Bitume : contre nature?

Le moteur ronronne à trois mille tours minute, la voiture s'emballe sur l'asphalte, sa course piétine la vie sans égard. Toutes les trente secondes, un insecte se fracasse contre le parebrise… plus loin, un oiseau, un chevreuil… écrasés, fragmentés. La mort est omniprésente sur le bord des routes. La vitesse à laquelle nous avons décidé de vivre engendre son lot d'accidents et de morts collatérales. Quel sens accorder à cette violence? Et comment rendre cette fragilité de la vie? Voilà les premières réflexions qui m'ont interpellé et ont provoqué la naissance de ce projet. Il devenait clair, à mesure que le projet se développait, que ces morts me paraissaient moins vaines, ne serait-ce que par la captation photographique qui témoignerait de celles-ci. Quand la gazelle nourrit le lion, sa mort me semble porteuse de sens. Quand le chevreuil se fait heurter par la voiture, sa mort, que veut-elle nous dire?

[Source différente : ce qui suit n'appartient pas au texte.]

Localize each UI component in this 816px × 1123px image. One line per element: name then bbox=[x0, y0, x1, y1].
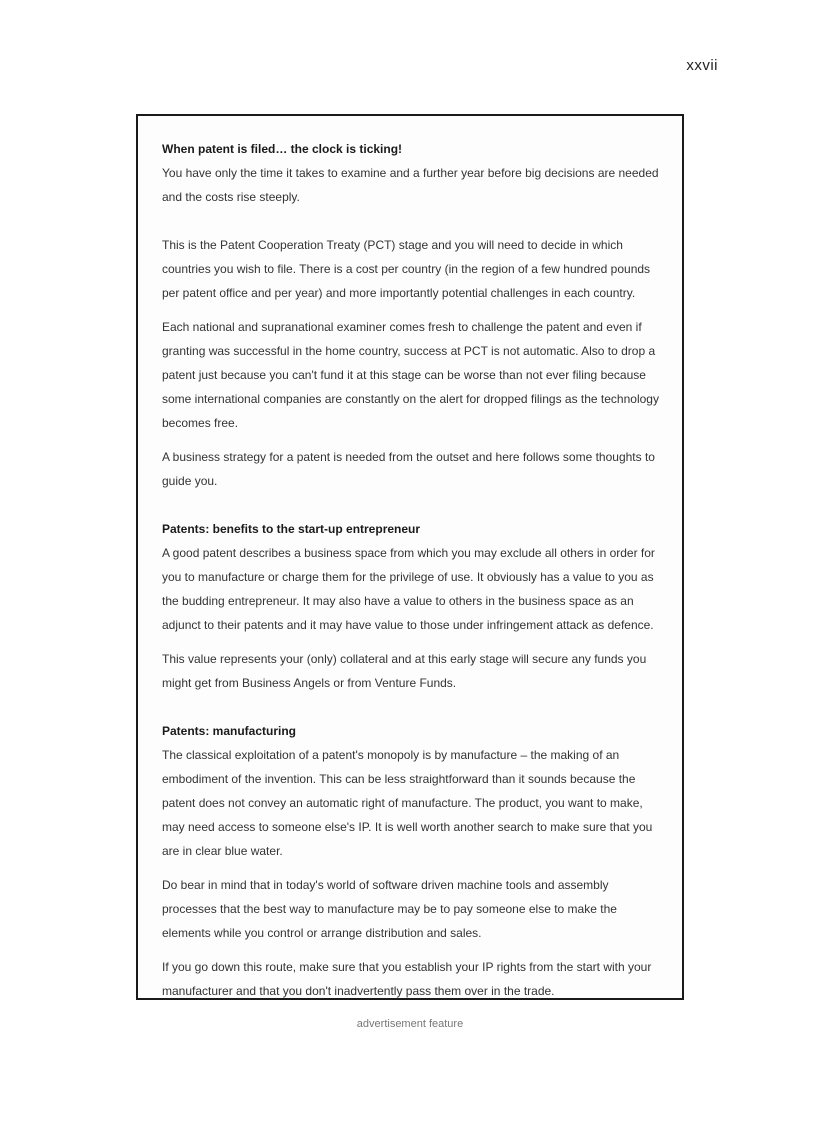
advertisement-feature-box bbox=[136, 114, 684, 1000]
paragraph: This value represents your (only) collateral and at this early stage will secure any funds you might get from Business Angels or from Venture Funds. bbox=[162, 652, 647, 690]
section-spacer bbox=[162, 493, 660, 517]
paragraph: A good patent describes a business space from which you may exclude all others in order for you to manufacture or charge them for the privilege of use. It obviously has a value to you as the budding entrepreneur. It may also have a value to others in the business space as an adjunct to their patents and it may have value to those under infringement attack as defence. bbox=[162, 546, 655, 632]
section-start-up-benefits bbox=[162, 517, 660, 695]
page-number: xxvii bbox=[686, 57, 718, 74]
paragraph: You have only the time it takes to examine and a further year before big decisions are needed and the costs rise steeply. bbox=[162, 166, 659, 204]
section-manufacturing bbox=[162, 719, 660, 1003]
paragraph: Do bear in mind that in today's world of software driven machine tools and assembly processes that the best way to manufacture may be to pay someone else to make the elements while you control or arrange distribution and sales. bbox=[162, 878, 617, 940]
paragraph: A business strategy for a patent is needed from the outset and here follows some thoughts to guide you. bbox=[162, 450, 655, 488]
paragraph: The classical exploitation of a patent's monopoly is by manufacture – the making of an embodiment of the invention. This can be less straightforward than it sounds because the patent does not convey an automatic right of manufacture. The product, you want to make, may need access to someone else's IP. It is well worth another search to make sure that you are in clear blue water. bbox=[162, 748, 653, 858]
paragraph: This is the Patent Cooperation Treaty (PCT) stage and you will need to decide in which countries you wish to file. There is a cost per country (in the region of a few hundred pounds per patent office and per year) and more importantly potential challenges in each country. bbox=[162, 238, 651, 300]
section-heading: Patents: manufacturing bbox=[162, 724, 297, 738]
section-clock-ticking bbox=[162, 137, 660, 493]
section-heading: Patents: benefits to the start-up entrepreneur bbox=[162, 522, 421, 536]
section-spacer bbox=[162, 695, 660, 719]
paragraph: Each national and supranational examiner comes fresh to challenge the patent and even if granting was successful in the home country, success at PCT is not automatic. Also to drop a patent just because you can't fund it at this stage can be worse than not ever filing because some international companies are constantly on the alert for dropped filings as the technology becomes free. bbox=[162, 320, 659, 430]
paragraph: If you go down this route, make sure that you establish your IP rights from the start with your manufacturer and that you don't inadvertently pass them over in the trade. bbox=[162, 960, 652, 998]
footer-label: advertisement feature bbox=[356, 1018, 464, 1030]
section-heading: When patent is filed… the clock is ticking! bbox=[162, 142, 403, 156]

Ces images sont brutales, preuves sans fard du mode de vie envahissant et souvent destructeur adopté par les humains. En contemplant ces cadavres et en éprouvant de la difficulté à admirer ces clichés, j'ai eu l'impression d'observer une partie de moi-même, puisque ce mode de vie que je critique est aussi le mien. Les liens et les émotions qui surgissent à la vue de ces images peuvent être multiples. Il est possible, par exemple, de faire le lien avec la mort absurde, la maladie qui emporte la jeunesse et qui nous laisse abasourdis. Ou encore, de réfléchir au désastre écologique provoqué par nos choix de vie .

Ne pouvant rien changer au fait que ces animaux soient morts, il me reste à tenter d'éliminer le superflu, à immortaliser ces corps, en les fixant sur des clichés. Les afficher dans un lieu de rencontre avec le public me semble approprié puisqu'ils n'ont pas servi à nous nourrir; offrons-leur une part d'éternité, ou du moins, l'immortalisation numérique.

Le médium choisi, la photographie, nous indique que le moment est passé et le fige de façon quasi mortuaire, à la manière des memento mori .

 

Roland Barthes, qui a longuement réfléchi au rapport de la photographie à la mort, dit de celle-ci: "Dans la Photographie, la présence de la chose (à un certain moment passé) n'est jamais métaphorique ; et pour ce qui est des êtres animés, sa vie non plus, sauf à photographier des cadavres ; et encore : si la photographie devient alors horrible, c'est parce qu'elle certifie, si l'on peut dire, que le cadavre est vivant, en tant que cadavre : c'est l'image vivante d'une chose morte. Car l'immobilité de la photo est comme le résultat d'une confusion perverse entre deux concepts : le Réel et le Vivant : en attestant que l'objet a été réel, elle induit subrepticement à croire qu'il est vivant, à cause de ce leurre qui nous fait attribuer au Réel une valeur absolument supérieure, comme éternelle ; mais en déportant ce réel vers le passé « ça a été », elle suggère qu'il est déjà mort" .

La captation photographique des cadavres de ces animaux morts vient les mettre à mort à nouveau, les inscrire hors du temps, dans l'immobilité figée et quasi obscène de l'image.

Ce projet souligne le paradoxe entre notre rôle destructeur et la perception que nous avons du médium photographique comme une panacée sans failles.

La Chambre Claire – Roland Barthes – Notes de lecture, Henri Peyre, février 2003

La portion graphique de ce projet s'adresse à un public adulte, de plus, si vous êtes sensible à la vue de cadavres, abstenez vous!